Nothing against electric personally - I'd love an LS218 or a Tesla P100D - but I don't think many realise just how much electricity is needed to charge a country full of them.
Or how much petrol is needed to fill country full of petrol cars. Gosh I Hadn't thought of that.
At least electricity can be renewable. In pretty sure fossil hydrocarbons can't. You'll know best for us all though.
Righto - now that I've got the time, lets talk about the elephant in the room.
Interesting that Homie raised the topic - I agreed with him - and yet (once again) it was me whom you chose to attack. This suggests to me that you're not interested in a rational conversation - only interested in continued personal attacks on me.
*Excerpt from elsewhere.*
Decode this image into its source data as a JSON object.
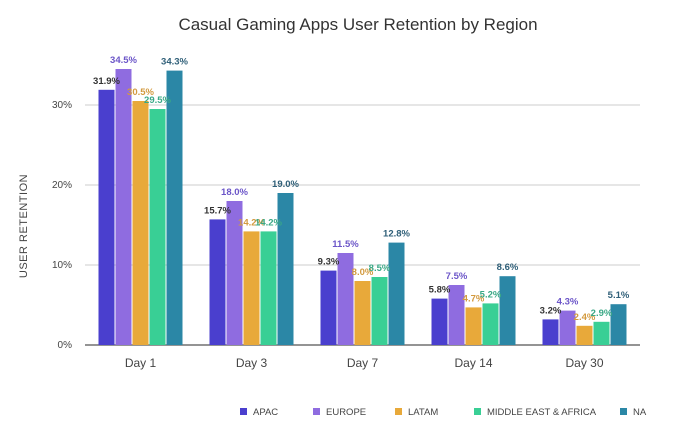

Interesting.
Not that you'll be interested in anything factual, but:
- Proven oil reserves on earth are at 1,700,000,000,000 barrels.
- Humans consume around 95,000,000 barrels per day
- At the current rate - assuming that no more reserves were found (highly unlikely) - then we'd run out in ... around another 49 years.
- There are currently 1.2 billion cars in the world - and that's climbed from 1,000,000,000 in 2010 to 1,200,000,000 in 2014. Electric vehicles in contrast are currently at around 0.1%.
- Renewable energy is only 2.8% of global energy consumed (up from 0.8% 10 years ago) - so the renewable energy you speak of is hardly likely to replace conventional energy any time soon.
- One report has estimated the charging infrastructure to support 500,000,000 electric vehicles at 2.7 TRILLION dollars - and (to the best of my knowledge) that doesn't even include the funds needed to increase electricity generation (many countries are already struggling).